Long: I think it has been 20 years since I powered up this VT100 so I did
it carefully. Used a Variac and a bench supply. It switched just fine and
delivered the steady 5V out when the input was at approx 50V (115V input).
All the other voltages looked fine at full AC input. But there was this
little smell from R27.
Then I plugged everything in and fired it up. Now there were considerable
more heat generated in R27 which is a 13W / 1kOhm power resistor. But I
still had 4.99V over a random TTL gate on the logic board so the PSU seemed
to operate just fine.
R27 is part of the snubber network on the primary side of this forward-type
SMPS PSU. But why it it getting so hot.

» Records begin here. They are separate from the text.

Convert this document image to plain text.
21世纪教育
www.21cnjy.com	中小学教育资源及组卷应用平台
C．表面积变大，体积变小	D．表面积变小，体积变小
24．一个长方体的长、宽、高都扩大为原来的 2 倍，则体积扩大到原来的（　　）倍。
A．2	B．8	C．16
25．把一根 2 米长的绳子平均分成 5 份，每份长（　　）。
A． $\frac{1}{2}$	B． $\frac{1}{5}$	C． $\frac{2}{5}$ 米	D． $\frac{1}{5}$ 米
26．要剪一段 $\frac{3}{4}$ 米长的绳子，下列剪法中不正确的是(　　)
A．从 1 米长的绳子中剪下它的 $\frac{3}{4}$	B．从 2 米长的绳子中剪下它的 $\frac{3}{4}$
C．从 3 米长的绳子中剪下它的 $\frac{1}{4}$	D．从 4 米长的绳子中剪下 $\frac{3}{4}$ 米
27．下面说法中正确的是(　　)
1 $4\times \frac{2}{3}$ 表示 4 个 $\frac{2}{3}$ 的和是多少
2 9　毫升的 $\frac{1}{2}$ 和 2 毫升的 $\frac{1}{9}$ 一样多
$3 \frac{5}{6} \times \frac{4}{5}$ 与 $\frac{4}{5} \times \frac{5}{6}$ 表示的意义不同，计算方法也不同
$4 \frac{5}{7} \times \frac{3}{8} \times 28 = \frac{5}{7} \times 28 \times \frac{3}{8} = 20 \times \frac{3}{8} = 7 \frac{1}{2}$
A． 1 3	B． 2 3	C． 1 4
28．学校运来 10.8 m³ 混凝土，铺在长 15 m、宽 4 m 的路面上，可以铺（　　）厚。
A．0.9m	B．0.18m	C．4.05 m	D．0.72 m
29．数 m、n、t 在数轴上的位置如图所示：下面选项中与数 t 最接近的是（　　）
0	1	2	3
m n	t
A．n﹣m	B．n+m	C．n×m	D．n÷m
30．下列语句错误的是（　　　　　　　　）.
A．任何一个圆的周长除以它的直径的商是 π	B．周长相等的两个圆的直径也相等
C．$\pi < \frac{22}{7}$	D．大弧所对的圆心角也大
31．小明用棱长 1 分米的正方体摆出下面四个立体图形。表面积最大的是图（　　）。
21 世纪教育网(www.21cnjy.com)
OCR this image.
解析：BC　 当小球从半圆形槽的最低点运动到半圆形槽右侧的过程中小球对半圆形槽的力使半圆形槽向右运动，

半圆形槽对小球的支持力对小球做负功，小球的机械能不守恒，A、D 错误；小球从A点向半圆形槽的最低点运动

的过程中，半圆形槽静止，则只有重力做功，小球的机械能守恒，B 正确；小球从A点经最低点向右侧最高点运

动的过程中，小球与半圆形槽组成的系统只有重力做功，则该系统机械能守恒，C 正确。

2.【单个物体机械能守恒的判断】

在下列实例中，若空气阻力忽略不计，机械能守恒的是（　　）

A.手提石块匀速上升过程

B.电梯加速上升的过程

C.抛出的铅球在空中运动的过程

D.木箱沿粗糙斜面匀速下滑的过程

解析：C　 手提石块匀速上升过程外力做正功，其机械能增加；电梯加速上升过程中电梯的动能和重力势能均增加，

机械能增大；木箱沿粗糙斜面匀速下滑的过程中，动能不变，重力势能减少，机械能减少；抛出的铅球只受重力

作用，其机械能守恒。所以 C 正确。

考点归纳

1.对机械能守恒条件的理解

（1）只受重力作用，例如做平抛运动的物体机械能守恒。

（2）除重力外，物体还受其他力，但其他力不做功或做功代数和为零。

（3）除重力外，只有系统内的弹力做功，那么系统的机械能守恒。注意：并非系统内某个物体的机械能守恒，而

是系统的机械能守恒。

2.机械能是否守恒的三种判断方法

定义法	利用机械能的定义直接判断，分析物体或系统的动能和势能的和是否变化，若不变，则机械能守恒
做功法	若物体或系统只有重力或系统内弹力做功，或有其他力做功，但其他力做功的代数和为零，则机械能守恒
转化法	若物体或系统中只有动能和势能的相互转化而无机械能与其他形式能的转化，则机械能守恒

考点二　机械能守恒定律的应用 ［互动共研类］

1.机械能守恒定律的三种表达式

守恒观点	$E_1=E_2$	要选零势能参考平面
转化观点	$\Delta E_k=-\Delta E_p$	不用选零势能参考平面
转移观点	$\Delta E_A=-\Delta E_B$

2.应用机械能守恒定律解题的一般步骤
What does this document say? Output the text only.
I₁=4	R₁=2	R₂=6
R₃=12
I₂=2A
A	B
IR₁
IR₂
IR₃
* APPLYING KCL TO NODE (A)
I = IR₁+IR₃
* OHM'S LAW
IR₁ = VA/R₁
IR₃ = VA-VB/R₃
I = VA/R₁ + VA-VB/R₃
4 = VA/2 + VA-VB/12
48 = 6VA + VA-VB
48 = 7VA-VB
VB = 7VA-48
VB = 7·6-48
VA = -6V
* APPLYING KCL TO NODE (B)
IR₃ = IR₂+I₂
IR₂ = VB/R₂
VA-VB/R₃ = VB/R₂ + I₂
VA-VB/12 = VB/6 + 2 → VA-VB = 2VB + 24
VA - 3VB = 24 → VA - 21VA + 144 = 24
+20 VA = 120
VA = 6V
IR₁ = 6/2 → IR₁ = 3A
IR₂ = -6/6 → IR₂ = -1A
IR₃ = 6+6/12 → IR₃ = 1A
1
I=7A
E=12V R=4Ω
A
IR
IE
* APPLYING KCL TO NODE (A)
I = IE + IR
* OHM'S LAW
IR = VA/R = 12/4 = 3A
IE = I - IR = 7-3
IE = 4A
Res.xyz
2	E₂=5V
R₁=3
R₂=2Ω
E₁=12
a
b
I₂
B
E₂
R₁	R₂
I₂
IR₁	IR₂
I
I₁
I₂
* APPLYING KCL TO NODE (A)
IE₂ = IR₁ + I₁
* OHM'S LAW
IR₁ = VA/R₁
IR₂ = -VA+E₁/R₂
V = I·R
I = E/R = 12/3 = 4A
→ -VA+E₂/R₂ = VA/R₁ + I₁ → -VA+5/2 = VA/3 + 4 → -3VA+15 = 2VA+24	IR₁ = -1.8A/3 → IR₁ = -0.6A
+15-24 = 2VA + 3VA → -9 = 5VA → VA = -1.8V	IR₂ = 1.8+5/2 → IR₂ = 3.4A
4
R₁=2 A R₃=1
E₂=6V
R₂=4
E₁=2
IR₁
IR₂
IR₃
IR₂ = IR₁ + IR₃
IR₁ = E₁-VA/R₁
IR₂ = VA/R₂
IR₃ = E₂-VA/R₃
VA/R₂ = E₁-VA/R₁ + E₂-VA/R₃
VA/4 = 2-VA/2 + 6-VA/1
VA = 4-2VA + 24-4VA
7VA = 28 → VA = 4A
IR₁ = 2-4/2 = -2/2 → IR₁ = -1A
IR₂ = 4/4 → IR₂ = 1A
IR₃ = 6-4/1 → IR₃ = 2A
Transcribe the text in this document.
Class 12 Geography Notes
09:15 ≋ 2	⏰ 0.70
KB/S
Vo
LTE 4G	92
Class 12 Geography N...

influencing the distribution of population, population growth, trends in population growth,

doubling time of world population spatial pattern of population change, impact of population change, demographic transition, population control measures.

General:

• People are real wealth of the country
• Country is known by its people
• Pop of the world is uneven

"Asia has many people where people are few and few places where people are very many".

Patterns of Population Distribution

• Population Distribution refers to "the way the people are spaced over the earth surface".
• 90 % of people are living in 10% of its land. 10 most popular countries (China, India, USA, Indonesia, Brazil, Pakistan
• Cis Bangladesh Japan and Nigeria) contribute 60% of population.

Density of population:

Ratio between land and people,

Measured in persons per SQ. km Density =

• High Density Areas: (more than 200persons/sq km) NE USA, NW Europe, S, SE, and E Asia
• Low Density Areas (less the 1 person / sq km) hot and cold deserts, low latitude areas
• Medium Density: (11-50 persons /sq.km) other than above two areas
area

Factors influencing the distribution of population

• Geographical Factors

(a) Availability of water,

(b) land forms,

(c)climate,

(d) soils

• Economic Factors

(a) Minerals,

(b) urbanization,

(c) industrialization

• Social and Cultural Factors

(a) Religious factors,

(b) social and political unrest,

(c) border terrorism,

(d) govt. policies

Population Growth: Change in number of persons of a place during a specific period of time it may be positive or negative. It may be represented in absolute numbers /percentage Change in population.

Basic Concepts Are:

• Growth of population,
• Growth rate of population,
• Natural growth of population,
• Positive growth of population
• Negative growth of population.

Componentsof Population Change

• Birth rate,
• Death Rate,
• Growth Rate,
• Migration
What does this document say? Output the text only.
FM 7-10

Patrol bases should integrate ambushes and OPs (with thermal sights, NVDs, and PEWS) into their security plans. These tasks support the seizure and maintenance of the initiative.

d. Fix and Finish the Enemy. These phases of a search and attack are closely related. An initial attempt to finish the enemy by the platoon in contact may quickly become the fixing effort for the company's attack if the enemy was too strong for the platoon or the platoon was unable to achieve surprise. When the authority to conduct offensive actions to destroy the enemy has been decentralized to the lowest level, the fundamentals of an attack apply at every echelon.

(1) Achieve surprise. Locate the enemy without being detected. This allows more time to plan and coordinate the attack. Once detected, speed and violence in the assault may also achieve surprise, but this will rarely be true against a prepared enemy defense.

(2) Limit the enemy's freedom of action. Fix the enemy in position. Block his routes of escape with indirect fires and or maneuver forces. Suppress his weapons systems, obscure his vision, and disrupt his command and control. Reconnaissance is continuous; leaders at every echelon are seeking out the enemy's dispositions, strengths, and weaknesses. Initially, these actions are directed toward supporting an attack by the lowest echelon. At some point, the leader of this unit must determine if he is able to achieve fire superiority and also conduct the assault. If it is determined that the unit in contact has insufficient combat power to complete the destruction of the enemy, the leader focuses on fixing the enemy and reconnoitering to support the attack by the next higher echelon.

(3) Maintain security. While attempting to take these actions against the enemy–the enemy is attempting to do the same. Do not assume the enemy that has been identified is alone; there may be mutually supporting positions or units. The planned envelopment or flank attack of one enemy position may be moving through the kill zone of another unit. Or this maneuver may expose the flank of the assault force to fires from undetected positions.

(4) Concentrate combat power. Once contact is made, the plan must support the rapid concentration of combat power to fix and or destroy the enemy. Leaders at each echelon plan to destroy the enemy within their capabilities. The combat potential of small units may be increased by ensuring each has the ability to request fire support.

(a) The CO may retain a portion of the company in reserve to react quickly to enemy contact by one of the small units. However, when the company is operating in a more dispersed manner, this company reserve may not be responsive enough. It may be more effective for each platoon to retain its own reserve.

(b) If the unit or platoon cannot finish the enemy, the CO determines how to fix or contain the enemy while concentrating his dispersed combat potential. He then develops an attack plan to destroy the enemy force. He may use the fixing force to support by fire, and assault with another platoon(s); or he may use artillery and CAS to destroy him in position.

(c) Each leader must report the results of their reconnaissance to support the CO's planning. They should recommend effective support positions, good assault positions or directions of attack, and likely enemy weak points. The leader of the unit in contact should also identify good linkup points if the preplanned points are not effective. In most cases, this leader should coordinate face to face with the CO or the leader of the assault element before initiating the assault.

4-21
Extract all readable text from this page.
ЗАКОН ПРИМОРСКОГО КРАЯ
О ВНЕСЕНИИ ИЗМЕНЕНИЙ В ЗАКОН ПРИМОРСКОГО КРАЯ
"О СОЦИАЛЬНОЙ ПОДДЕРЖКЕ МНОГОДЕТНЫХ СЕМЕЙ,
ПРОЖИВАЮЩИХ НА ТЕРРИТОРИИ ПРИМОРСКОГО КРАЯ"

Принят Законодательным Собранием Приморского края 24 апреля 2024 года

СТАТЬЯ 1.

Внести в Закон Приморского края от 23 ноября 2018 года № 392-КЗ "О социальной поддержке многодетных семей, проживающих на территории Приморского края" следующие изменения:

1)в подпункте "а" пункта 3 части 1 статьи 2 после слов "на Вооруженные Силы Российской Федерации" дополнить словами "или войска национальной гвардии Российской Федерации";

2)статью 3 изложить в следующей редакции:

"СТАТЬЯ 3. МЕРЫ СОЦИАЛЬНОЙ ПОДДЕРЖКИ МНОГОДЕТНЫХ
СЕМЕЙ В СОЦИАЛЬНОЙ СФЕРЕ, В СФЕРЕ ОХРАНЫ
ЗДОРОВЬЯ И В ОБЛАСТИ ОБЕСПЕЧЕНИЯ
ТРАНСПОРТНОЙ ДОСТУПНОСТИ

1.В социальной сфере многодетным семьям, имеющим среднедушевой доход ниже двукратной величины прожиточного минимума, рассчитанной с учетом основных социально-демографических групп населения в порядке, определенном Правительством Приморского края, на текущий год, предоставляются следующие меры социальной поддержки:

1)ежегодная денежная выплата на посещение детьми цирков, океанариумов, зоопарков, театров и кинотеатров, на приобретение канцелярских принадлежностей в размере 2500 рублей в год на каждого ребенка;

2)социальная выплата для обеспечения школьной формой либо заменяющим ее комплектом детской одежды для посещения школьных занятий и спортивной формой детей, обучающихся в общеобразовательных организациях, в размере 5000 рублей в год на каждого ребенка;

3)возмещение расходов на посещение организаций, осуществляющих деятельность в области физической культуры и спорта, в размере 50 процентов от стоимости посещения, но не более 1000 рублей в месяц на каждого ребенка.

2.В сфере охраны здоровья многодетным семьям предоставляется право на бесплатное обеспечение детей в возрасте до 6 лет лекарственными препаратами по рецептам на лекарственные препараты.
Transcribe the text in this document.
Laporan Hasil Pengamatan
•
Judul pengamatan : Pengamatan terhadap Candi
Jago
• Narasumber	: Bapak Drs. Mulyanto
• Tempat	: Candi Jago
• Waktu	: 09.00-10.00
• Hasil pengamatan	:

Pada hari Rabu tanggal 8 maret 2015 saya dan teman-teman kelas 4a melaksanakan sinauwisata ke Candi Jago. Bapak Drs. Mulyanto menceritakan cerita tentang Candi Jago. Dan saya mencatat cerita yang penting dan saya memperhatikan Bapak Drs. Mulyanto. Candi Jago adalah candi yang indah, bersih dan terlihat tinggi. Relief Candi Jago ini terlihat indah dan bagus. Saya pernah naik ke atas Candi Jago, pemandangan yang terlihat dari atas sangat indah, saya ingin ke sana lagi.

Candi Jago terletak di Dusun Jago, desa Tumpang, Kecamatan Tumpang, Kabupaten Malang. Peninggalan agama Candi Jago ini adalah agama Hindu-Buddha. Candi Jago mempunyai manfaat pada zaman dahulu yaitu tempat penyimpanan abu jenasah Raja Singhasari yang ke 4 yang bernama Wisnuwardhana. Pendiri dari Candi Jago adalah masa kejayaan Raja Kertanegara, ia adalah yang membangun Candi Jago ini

Is it normal? I have completely
forgotten how a VT100 smell when running...
Anyone out there with a VT100 that can put his or her nose above R27 and
tell me the temperature?
One interesting thing is that DEC apparently did some kind of ECO since my
resistor is 1k while the schematic tell me 500 ohm. It doesn't seems to
have been replaced.
I checked D27 and that one looked fine. Could there be some marginal
problem in the circuit somewhere that cause excessive hearing of R27? The
primary side looks fairly simple so there are not many components that
could fail completely which wouldn't cause complete death of the PSU.
C19 is part of the snubber network and is a 0.0033uF 1600VDC film
capacitor. Can these go marginal somehow? I never heard of that but maybe?